Just a simple slant route for Brown but as Steelers’ fans have come to know, simple doesn’t mean any less dangerous. With the pocket beginning to break down, Ben Roethlisberger climbs and rifles it to AB, who takes care of the rest. Exploding upfield, he outruns a trail of Lions’ defenders, including a safety with a pretty good angle, into the end zone. It propels the Steelers to a 14-0 lead.
I love everything about this play. Roethlisberger scrambling within the pocket to make the throw. Brown turning a five yard slant into a nearly 50 yard score. Him outrunning the safety, who had turned and took a good angle to the ball. Emmanuel Sanders fantastic block on cornerback Chris Houston, creating the final running lane for Brown. A 14+ point lead, something that had happened for just one quarter in the first nine games combined.
An MVP season, indeed.
Play #2 – 4th Quarter: Ryan Clark’s breakup
Positive plays from Ryan Clark were few and far between throughout 2013. But look hard enough, and you will find them. Against Detroit, he makes one of his best of the year.
It’s Detroit’s ball, third and five from the Steelers’ nine. The Lions stack two receivers on top of each other to each side. This makes it impossible for the Steelers to press, forcing off coverage.
Detroit basically runs a smash (corner + curl) route. They send Calvin Johnson on the corner and Jeremy Ross into the flats, acting as the curl (the red zone obviously condenses everything). Ross’ route, coupled with Matthew Stafford’s punp fake, holds Ike Taylor, leaving Johnson matched against Clark. Johnson against any safety is an obvious mismatch, much less one on the downswing of his career like Clark.
Clark leaps into the air as the pass reaches its apex, knocking it away. Taylor pops Megatron in mid-air for good measure.
What’s important here is not just the breakup itself but the effect. The Lions fake the ensuing field goal but the holder fumbles, the Steelers’ recover, and the Lions come away empty-handed. In a game where Detroit leads by just four at time time, 27-23, it is obviously a game-changer.
Pittsburgh responds to the tune of an eight minute drive, culminating in a go-ahead Will Johnson touchdown to give the home team the lead for good.
But it all began with Clark.
Play #3 – 4th Quarter: Will Allen interception
The Steelers’ defense finished 2013 tied for 29th in interceptions, a paltry 10. But they were able to nab a critical one in Week 11.

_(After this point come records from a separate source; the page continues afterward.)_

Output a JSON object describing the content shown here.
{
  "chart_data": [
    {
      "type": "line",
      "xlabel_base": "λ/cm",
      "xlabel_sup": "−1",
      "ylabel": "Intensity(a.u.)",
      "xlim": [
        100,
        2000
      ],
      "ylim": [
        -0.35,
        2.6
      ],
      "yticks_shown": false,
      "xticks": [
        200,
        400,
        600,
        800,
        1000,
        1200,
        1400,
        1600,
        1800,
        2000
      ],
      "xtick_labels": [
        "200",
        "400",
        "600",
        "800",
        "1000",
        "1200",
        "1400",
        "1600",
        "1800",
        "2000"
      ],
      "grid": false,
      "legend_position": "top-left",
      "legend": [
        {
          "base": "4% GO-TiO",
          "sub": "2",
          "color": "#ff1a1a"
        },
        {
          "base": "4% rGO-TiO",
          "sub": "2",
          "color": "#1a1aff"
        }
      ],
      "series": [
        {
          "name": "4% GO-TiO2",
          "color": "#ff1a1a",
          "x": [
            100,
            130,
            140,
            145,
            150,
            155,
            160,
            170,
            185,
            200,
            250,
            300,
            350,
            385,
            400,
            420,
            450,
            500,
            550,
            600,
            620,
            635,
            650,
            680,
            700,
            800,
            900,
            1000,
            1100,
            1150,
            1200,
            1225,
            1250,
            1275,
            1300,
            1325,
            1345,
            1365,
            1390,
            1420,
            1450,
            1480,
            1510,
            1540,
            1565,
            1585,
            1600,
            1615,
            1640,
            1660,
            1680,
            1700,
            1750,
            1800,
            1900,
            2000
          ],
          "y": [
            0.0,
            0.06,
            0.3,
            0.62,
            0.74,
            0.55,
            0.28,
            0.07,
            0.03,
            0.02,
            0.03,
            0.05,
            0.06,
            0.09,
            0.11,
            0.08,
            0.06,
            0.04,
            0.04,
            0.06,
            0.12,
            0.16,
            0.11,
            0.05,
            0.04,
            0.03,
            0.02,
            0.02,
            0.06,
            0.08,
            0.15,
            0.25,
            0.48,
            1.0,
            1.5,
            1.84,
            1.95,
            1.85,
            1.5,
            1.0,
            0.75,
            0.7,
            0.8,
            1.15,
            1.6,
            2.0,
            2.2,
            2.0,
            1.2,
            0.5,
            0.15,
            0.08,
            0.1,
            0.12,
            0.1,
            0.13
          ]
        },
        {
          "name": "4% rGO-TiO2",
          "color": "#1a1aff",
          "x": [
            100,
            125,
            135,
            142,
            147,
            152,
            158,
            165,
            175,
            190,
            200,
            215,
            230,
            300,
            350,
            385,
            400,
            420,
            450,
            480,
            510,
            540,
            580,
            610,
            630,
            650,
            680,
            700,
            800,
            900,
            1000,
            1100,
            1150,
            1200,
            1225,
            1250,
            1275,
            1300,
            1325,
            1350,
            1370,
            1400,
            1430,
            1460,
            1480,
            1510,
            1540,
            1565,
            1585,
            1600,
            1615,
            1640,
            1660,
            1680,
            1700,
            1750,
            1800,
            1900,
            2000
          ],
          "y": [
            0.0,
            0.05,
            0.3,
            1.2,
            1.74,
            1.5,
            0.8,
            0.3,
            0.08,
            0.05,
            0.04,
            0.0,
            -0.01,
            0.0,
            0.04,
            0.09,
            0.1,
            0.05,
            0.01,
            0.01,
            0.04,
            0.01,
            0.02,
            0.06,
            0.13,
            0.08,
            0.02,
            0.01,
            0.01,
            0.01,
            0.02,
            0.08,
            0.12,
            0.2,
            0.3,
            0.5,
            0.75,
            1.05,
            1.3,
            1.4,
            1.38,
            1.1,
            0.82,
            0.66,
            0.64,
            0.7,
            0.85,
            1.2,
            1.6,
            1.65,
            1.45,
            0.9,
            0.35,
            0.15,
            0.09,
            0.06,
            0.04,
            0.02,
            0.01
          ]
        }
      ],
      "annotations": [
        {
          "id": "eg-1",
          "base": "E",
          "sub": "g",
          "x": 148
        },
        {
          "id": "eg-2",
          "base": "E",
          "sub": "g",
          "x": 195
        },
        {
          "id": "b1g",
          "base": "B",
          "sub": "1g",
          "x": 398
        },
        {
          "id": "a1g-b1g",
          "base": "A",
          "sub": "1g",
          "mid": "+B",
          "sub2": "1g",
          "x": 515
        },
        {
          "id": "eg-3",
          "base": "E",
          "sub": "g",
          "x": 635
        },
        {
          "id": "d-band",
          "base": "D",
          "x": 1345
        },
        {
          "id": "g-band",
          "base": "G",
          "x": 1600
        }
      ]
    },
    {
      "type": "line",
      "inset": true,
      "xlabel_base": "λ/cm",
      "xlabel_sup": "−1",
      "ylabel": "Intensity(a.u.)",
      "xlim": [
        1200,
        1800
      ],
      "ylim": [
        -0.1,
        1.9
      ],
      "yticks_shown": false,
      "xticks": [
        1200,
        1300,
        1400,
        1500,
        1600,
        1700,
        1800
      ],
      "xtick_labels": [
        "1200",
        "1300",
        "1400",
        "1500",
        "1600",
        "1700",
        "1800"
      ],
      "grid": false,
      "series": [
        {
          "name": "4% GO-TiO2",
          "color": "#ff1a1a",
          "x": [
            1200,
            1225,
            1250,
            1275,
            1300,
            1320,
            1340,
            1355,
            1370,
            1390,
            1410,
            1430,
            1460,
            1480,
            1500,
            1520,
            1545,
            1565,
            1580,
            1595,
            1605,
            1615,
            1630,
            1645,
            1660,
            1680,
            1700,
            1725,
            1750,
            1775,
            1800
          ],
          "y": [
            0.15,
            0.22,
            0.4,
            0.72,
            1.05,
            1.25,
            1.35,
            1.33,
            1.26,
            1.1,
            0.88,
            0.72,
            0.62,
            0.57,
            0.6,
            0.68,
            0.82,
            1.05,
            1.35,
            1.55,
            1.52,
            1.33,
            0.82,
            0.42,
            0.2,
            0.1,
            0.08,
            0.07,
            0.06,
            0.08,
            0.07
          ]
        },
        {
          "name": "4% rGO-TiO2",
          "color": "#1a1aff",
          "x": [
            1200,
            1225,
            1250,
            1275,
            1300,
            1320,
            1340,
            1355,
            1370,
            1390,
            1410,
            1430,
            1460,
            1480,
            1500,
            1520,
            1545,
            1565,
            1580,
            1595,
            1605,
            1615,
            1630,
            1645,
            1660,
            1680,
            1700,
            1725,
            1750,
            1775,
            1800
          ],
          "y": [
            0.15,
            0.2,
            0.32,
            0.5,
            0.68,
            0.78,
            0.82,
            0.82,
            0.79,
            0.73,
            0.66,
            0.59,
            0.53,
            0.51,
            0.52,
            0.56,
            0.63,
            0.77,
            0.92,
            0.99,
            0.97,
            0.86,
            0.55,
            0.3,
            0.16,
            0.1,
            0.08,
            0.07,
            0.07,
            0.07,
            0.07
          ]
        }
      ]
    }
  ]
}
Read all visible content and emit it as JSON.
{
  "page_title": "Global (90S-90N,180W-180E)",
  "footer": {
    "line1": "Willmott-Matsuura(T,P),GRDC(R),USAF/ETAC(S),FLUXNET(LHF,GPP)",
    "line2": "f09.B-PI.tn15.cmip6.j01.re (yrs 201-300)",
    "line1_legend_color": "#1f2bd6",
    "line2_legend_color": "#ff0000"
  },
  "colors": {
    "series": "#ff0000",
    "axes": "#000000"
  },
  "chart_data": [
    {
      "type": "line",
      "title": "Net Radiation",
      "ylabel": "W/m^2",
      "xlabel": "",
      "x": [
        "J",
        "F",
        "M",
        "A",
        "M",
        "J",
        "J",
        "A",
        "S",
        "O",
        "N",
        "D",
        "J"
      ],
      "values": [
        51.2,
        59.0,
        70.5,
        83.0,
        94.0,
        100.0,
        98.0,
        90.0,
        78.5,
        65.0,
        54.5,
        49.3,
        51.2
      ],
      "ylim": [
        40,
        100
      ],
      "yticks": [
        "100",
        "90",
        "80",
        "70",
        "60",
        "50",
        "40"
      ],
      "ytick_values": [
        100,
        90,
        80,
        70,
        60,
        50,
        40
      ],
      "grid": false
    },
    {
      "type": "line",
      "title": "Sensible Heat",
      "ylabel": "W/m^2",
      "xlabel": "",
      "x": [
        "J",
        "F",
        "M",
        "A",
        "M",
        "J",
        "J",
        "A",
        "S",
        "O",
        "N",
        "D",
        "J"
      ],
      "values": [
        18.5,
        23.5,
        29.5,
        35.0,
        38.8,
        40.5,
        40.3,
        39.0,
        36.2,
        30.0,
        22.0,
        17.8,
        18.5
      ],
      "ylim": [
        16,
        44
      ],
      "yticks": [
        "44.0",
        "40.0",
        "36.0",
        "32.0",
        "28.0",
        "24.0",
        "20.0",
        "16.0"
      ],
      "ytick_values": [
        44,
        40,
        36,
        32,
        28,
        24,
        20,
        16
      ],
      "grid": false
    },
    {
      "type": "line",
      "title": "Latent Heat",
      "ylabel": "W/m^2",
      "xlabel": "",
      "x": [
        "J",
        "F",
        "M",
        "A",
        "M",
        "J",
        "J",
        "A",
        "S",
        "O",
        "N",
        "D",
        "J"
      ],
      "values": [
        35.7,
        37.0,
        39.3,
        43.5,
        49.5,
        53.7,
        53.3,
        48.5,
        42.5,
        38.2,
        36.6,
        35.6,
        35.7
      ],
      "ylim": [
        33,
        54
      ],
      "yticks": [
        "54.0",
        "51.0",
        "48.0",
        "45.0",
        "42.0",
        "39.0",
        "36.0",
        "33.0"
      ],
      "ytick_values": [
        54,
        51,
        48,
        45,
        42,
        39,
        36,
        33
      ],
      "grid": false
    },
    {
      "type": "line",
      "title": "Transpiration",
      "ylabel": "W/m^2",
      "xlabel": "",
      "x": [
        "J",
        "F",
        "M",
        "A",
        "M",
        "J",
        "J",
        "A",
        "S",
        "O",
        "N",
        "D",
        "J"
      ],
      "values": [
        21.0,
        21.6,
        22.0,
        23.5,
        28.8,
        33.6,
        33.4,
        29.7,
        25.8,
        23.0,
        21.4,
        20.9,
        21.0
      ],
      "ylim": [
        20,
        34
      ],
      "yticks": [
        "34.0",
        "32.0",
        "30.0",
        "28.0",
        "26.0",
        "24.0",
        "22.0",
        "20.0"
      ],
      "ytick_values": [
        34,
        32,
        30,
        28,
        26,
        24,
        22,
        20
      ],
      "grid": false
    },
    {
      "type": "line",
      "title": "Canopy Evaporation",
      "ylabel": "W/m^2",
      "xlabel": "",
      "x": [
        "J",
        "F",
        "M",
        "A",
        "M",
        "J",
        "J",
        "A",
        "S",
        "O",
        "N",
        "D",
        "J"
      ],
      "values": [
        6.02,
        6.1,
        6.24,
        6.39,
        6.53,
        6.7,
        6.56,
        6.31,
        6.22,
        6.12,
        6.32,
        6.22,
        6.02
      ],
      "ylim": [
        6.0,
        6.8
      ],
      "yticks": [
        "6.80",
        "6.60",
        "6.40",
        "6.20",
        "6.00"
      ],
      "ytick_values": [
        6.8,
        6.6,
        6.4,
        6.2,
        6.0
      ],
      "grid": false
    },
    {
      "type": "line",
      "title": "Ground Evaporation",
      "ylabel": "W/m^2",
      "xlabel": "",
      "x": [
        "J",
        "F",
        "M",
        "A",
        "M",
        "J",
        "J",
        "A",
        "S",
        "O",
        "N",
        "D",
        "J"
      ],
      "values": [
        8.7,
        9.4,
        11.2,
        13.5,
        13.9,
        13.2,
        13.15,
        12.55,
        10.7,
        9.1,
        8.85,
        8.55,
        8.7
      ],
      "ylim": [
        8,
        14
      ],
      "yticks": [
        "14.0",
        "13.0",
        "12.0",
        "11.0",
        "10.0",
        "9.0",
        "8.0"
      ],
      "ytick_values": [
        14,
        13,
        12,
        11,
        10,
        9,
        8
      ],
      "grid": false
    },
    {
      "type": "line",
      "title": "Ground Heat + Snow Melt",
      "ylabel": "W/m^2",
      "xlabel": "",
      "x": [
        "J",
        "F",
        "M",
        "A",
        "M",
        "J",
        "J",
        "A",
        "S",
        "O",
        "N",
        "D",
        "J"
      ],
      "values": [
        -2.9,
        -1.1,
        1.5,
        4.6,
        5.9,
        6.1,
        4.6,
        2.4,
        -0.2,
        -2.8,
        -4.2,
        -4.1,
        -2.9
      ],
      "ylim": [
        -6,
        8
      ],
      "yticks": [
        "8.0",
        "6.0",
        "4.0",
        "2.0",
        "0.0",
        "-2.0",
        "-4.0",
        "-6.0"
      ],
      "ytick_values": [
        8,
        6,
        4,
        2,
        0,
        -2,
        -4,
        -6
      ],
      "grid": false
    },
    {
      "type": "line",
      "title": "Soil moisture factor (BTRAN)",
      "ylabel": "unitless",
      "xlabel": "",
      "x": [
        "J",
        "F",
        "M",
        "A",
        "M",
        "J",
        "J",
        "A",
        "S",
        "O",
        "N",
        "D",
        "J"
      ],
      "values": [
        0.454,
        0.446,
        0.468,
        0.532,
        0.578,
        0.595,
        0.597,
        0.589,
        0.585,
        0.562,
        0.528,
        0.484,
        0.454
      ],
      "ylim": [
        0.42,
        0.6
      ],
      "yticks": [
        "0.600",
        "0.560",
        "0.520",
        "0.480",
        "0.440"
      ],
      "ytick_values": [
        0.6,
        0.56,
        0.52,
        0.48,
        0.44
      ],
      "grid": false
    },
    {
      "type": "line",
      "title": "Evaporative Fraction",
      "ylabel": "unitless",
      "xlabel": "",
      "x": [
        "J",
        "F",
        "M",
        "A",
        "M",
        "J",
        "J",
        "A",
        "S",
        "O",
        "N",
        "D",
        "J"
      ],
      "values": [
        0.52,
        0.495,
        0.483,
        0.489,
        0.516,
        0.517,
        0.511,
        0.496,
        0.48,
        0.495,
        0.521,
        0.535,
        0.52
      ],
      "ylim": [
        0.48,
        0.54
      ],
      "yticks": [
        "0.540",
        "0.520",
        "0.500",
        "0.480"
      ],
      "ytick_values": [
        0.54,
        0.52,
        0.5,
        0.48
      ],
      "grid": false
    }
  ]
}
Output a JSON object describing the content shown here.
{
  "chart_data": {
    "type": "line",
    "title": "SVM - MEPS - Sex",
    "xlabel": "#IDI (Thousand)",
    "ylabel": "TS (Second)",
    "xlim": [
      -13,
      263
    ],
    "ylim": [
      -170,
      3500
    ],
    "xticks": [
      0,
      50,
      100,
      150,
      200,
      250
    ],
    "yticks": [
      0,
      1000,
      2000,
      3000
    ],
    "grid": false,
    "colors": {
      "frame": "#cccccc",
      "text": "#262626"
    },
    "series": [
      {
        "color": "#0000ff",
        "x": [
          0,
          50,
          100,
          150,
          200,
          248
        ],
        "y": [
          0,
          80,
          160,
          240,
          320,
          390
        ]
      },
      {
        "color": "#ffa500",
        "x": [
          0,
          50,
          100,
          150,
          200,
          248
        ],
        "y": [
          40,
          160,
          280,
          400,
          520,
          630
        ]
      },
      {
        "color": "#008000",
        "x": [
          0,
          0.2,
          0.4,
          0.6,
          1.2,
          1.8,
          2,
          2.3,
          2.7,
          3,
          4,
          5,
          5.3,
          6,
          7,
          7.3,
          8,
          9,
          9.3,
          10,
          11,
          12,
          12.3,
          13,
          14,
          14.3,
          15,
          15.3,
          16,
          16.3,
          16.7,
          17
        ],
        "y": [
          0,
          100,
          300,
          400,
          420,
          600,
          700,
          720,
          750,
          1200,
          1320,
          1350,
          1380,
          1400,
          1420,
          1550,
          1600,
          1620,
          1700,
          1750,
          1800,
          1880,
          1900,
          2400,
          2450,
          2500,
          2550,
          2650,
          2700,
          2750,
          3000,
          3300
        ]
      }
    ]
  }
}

First, let’s flash back to earlier in the game. A play that could have been considered for this list, providing yet another example of a “splash” play allowed – Calvin Johnson’s second quarter 79 yard touchdown. Running a post, he finds the middle of the field void of any defender and it’s an easy connection between quarterback and wide receiver. Hard to say what the coverage is but I’m inclined to believe Clark was responsible for the MOF (middle of field).
The Lions attempt to go back to the well in the 4th, trailing by three with 4:28 to go. Johnson uses a double-move to twist Clark and runs a post down the middle of the field.
This time, the Steelers are in a two deep shell with Clark and Will Allen. Allen plays it correctly, tracking the ball, and picking it off in front of Johnson.
He returns it 27 yards to the Lions’ 34, putting the Steelers in prime position to extend their 30-27 lead. Which they do five plays later, a 20 yard touchdown to Jerricho Cotchery to seal the victory.
Allen didn’t sign until right before the Week Four bye, but wound up averaging 47 snaps a game and 380 by season’s end. That surpassed Steve McLendon’s total.
Detroit was Allen’s best game, chipping in nine tackles and forcing a fumble. He provided as much stability as one could hope for in a year of relative defensive turmoil. The fuel tank is closer to empty than full, but he provides a lot of comfort for Mike Tomlin and Dick LeBeau.
For that reason, he was an underrated piece of the 2013 squad.